Les récentes initiatives à Trois-Rivières et à Shawinigan pavent la voie à ce qui pourrait devenir un processus continu de révision de ces codes d’éthique et de déontologie.

Codes d’éthique en évolution

ÉDITORIAL / On ne sait pas trop d’où vient cet intérêt soudain, pour certaines villes, de mieux adapter leur code d’éthique pour les élus municipaux, mais on ne s’en plaindra certainement pas. Les récentes initiatives à Trois-Rivières et à Shawinigan pavent la voie à ce qui pourrait devenir un processus continu de révision de ces codes d’éthique et de déontologie. Ce serait une excellente idée, ne serait-ce que pour regagner un peu confiance de la population envers leurs élus.

L’idée selon laquelle des conseils municipaux pourraient, à une certaine fréquence, modifier ou bonifier leur code d’éthique des élus permettrait d’en adapter le contenu à des situations spécifiques qui se présentent en certains moments.

Mine de rien, c’est exactement ce que vient de faire la Ville de Shawinigan en précisant, dans son code d’éthique, de quelle façon on allait maintenant traiter les cadeaux remportés par des conseillers dans le cadre de leurs fonctions.

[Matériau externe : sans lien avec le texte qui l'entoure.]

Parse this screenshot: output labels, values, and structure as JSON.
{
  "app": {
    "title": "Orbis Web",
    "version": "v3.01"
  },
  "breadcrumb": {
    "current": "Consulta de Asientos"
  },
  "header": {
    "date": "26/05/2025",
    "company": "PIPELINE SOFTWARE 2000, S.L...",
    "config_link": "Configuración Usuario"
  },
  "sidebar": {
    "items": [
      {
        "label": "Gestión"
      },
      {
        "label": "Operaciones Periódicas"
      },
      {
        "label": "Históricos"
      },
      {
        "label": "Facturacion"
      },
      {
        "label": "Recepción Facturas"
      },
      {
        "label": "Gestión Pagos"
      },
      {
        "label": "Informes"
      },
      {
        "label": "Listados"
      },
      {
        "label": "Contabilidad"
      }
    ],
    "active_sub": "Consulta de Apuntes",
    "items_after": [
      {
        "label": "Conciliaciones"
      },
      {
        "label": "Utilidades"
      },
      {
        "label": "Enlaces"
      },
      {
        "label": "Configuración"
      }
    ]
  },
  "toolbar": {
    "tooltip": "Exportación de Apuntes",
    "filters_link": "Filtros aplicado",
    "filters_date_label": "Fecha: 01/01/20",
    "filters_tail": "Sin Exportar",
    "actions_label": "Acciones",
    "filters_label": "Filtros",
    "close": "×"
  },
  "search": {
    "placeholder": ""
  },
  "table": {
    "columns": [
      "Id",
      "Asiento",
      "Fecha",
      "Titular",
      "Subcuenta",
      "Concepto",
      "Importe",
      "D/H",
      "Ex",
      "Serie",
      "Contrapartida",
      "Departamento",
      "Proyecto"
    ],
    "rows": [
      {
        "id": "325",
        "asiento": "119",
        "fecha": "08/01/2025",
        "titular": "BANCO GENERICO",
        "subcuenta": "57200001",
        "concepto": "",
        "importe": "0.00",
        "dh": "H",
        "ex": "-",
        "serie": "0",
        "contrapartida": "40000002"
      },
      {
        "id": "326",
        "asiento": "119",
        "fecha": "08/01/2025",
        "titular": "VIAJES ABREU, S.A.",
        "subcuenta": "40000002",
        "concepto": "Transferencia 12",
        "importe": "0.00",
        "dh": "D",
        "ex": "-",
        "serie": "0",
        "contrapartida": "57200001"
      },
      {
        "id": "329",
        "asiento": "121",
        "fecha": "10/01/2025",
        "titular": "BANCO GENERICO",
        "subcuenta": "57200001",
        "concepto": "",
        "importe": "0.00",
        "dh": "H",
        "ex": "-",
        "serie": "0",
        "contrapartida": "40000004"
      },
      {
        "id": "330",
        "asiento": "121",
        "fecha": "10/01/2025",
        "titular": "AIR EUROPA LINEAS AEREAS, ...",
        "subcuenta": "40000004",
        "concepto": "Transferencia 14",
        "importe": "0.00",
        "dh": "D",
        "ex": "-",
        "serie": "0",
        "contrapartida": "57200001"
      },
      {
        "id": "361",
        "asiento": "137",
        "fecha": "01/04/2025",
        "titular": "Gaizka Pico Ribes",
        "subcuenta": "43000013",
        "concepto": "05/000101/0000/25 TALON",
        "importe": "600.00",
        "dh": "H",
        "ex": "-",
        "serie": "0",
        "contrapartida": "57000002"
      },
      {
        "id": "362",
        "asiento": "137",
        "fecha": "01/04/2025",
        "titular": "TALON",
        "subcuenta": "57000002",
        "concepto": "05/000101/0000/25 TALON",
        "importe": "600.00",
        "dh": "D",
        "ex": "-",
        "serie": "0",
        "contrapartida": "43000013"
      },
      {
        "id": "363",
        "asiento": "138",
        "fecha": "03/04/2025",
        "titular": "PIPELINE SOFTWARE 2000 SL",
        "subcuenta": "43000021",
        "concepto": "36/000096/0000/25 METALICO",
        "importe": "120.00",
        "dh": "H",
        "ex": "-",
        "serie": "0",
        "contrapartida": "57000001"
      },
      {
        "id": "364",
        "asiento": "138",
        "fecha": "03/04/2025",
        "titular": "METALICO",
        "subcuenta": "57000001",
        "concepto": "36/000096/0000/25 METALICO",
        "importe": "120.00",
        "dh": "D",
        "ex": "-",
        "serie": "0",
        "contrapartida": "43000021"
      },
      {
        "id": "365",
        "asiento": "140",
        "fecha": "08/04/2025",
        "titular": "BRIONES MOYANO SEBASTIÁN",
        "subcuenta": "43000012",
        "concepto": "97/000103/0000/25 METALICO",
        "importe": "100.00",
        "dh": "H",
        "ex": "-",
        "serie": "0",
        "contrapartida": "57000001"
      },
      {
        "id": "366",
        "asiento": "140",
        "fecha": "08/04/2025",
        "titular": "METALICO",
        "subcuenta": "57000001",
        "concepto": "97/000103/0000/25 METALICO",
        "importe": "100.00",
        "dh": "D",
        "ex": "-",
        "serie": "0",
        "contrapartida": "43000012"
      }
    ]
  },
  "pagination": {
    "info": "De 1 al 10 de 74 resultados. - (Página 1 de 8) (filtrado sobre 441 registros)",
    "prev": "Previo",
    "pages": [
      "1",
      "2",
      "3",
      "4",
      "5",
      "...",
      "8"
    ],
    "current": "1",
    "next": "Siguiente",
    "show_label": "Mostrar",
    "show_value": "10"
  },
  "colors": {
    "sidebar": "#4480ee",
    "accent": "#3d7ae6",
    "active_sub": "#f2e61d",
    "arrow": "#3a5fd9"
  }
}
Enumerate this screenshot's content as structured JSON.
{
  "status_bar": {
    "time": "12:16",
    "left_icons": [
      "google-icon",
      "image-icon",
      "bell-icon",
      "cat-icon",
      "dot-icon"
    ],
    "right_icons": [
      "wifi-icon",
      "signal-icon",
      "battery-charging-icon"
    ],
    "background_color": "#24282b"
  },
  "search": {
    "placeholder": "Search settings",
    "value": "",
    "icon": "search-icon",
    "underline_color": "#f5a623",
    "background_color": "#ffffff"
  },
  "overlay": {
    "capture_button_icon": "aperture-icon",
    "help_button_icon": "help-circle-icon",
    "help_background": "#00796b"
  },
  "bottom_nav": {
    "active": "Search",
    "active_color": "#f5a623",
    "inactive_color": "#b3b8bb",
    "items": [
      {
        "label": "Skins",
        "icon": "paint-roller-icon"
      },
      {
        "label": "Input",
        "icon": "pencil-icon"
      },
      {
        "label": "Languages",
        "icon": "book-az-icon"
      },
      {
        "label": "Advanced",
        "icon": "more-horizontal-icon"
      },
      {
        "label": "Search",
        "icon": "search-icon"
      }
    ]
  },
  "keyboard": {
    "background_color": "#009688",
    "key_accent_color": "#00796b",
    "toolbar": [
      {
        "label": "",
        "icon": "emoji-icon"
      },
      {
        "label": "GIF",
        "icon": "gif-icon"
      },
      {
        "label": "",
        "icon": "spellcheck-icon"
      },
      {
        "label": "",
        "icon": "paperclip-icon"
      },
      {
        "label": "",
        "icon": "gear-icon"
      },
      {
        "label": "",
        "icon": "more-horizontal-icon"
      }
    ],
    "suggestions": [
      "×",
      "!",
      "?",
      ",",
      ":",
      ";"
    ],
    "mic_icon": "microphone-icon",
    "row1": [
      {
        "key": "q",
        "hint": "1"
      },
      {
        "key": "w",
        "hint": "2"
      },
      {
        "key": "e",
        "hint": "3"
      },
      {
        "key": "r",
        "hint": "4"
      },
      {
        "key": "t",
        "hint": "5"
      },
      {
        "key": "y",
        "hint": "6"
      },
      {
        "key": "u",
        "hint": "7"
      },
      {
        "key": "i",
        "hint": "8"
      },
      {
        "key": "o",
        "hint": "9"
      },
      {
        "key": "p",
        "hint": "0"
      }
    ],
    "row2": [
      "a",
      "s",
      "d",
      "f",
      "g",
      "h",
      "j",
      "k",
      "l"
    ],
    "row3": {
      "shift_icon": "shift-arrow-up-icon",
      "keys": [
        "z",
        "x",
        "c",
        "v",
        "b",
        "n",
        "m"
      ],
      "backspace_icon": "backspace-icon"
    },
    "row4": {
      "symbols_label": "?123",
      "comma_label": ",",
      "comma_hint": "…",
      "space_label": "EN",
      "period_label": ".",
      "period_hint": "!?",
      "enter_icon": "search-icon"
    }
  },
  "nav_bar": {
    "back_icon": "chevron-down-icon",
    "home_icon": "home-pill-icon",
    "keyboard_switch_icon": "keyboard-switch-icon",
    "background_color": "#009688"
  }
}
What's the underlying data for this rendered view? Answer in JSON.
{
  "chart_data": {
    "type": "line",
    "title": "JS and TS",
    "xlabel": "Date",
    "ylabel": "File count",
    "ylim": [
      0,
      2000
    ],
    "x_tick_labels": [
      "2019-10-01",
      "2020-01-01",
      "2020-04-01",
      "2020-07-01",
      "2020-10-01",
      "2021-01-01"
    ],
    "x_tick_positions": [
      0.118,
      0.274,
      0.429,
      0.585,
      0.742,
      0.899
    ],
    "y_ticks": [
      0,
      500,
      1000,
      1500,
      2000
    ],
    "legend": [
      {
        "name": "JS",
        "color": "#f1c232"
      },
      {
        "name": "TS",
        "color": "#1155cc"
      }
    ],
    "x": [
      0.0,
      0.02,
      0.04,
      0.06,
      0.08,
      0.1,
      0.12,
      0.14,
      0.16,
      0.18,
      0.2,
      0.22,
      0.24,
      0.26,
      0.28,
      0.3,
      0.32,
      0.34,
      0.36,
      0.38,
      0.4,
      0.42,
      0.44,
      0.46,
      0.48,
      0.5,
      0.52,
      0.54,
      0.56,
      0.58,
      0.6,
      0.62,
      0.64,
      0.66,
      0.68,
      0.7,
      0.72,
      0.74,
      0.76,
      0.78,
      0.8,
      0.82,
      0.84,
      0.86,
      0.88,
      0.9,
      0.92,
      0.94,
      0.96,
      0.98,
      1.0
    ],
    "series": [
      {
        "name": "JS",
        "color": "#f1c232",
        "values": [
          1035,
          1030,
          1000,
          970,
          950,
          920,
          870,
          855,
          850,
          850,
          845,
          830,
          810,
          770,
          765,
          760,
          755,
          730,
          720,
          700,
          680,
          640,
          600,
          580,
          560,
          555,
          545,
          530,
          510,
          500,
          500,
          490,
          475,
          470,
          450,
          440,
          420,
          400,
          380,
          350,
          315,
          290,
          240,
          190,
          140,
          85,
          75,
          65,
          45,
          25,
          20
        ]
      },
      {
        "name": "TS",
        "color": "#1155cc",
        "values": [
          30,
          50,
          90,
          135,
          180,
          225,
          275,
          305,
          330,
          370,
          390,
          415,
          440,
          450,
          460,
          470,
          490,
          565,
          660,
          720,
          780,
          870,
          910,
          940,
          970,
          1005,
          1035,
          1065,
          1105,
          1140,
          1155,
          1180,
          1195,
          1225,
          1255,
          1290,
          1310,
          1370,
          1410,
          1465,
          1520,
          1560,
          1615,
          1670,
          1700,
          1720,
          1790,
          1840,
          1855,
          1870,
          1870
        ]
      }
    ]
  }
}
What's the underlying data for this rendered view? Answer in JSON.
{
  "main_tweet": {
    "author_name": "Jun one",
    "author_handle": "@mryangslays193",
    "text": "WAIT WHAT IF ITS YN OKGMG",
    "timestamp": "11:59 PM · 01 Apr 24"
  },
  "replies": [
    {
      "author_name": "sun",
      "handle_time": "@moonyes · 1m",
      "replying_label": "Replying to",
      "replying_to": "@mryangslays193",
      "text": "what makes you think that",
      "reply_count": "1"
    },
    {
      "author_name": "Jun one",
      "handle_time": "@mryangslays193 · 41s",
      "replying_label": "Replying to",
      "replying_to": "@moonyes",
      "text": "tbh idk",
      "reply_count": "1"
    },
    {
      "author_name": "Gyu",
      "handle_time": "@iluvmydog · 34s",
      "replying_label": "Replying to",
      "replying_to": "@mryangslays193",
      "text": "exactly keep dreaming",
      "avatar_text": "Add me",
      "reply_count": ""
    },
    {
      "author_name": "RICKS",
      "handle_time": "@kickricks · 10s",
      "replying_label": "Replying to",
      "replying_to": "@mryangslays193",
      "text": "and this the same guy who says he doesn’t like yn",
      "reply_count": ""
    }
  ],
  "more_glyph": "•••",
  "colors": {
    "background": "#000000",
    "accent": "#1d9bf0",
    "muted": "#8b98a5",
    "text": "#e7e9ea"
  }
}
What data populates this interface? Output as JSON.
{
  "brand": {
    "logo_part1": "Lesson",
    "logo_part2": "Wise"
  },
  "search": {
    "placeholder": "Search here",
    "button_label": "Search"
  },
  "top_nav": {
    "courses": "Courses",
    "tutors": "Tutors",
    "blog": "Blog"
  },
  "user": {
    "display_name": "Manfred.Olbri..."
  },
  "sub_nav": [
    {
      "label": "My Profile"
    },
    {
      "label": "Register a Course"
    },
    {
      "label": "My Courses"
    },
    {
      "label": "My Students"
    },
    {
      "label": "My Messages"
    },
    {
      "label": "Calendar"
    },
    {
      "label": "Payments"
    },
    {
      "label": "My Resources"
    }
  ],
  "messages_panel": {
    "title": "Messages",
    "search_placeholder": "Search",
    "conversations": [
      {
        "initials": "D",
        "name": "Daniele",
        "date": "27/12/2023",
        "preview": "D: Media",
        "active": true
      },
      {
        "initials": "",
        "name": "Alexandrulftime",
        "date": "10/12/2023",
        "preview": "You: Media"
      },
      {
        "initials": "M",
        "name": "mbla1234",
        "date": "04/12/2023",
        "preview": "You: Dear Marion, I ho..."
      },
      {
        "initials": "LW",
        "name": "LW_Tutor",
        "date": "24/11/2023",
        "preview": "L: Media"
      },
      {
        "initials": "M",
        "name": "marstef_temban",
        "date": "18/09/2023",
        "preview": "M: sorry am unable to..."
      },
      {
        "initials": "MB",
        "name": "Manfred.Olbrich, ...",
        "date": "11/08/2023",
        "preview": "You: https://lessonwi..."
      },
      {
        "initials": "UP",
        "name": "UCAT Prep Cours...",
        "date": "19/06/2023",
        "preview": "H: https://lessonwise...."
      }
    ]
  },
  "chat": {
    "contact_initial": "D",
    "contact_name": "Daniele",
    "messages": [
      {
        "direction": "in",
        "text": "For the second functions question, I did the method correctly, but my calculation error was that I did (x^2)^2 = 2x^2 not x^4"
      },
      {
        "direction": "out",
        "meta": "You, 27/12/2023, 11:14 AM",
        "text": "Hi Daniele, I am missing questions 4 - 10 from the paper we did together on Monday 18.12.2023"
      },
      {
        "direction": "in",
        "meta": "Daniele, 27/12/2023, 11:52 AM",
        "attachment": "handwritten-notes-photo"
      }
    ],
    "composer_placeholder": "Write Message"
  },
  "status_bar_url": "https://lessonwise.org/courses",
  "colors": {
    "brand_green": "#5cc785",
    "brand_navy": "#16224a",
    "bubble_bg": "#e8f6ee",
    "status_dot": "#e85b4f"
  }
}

Une situation pour le moins inhabituelle était survenue, en septembre 2012, par l’ex-conseiller du district des Montagnes, Serge Aubry. Participant à un tournoi de golf au profit de la Fondation du Collège Shawinigan comme représentant de la Ville – qui avait assumé ses frais d’inscription –, il a réussi un trou d’un coup qui lui a valu un cadeau de 10 000 $ d’épicerie dans un supermarché local.

La question se pose alors: à qui revient ce prix exceptionnel? À la Ville parce que c’est elle qui a payé les frais d’inscription au tournoi de golf, ou au conseiller qui a réussi le coup parfait en raison de ses habiletés?

Au moment où l’événement est survenu, rien dans le code d’éthique n’encadrait une telle situation. Le greffier de la Ville, après quelques vérifications, avait autorisé le conseiller à récupérer son prix et à l’utiliser comme bon lui semblait. Le conseiller affirme en avoir fait profiter plusieurs personnes.

Un peu plus de cinq ans plus tard, la Ville vient de trancher et de modifier son code d’éthique en conséquence. Si la valeur du cadeau excède 200 $, il doit être refusé et remis à l’organisation. Même s’il s’agit d’un prix remporté en raison des habiletés d’une personne. Le code d’éthique a le mérite d’établir une règle claire.

C’est la quatrième fois que les élus modifient ce document depuis 2011. Même si les changements étaient mineurs, voilà qu’on s’inspire directement d’une situation pour adapter le contenu.

Trois-Rivières, à l’initiative de certains membres du conseil, a fait la même chose, récemment. Des dispositions ont été ajoutées au code d’éthique plutôt fade qui avait été paresseusement adopté pour se conformer aux dispositions de la Loi sur les cités et villes. Certaines des règles ajoutées découlent directement de situations fâcheuses ou problématiques qui sont survenues récemment: annonces faites sans consulter l’ensemble du conseil, présence aux réunions des comités, distribution de billets de faveur, etc.

Si on pouvait instaurer un processus de révision annuelle ou bisannuelle des codes d’éthique, en prenant note, dans l’intervalle, des situations qui surviennent et qui soulèvent des questionnements, on gagnerait certainement en rigueur et en intégrité. Mieux encore, une telle procédure pourrait aussi comprendre un volet de participation citoyenne, qui pourrait prendre la forme de suggestions. Inévitablement, cela contribuerait à faire baisser le niveau de cynisme de la population envers les élus.

Actuellement, la Loi sur l’éthique et la déontologie en matière municipale prévoit que cette révision se fasse tous les quatre ans, avant le 1er mars qui suit une élection générale. Le conseil doit alors adopter «un code d’éthique et de déontologie révisé qui remplace celui en vigueur, avec ou sans modification».

Les modifications, dans un code d’éthique, sont souhaitables. Elles témoignent du caractère vivant de ce document législatif et de l’évolution des mentalités, des perceptions.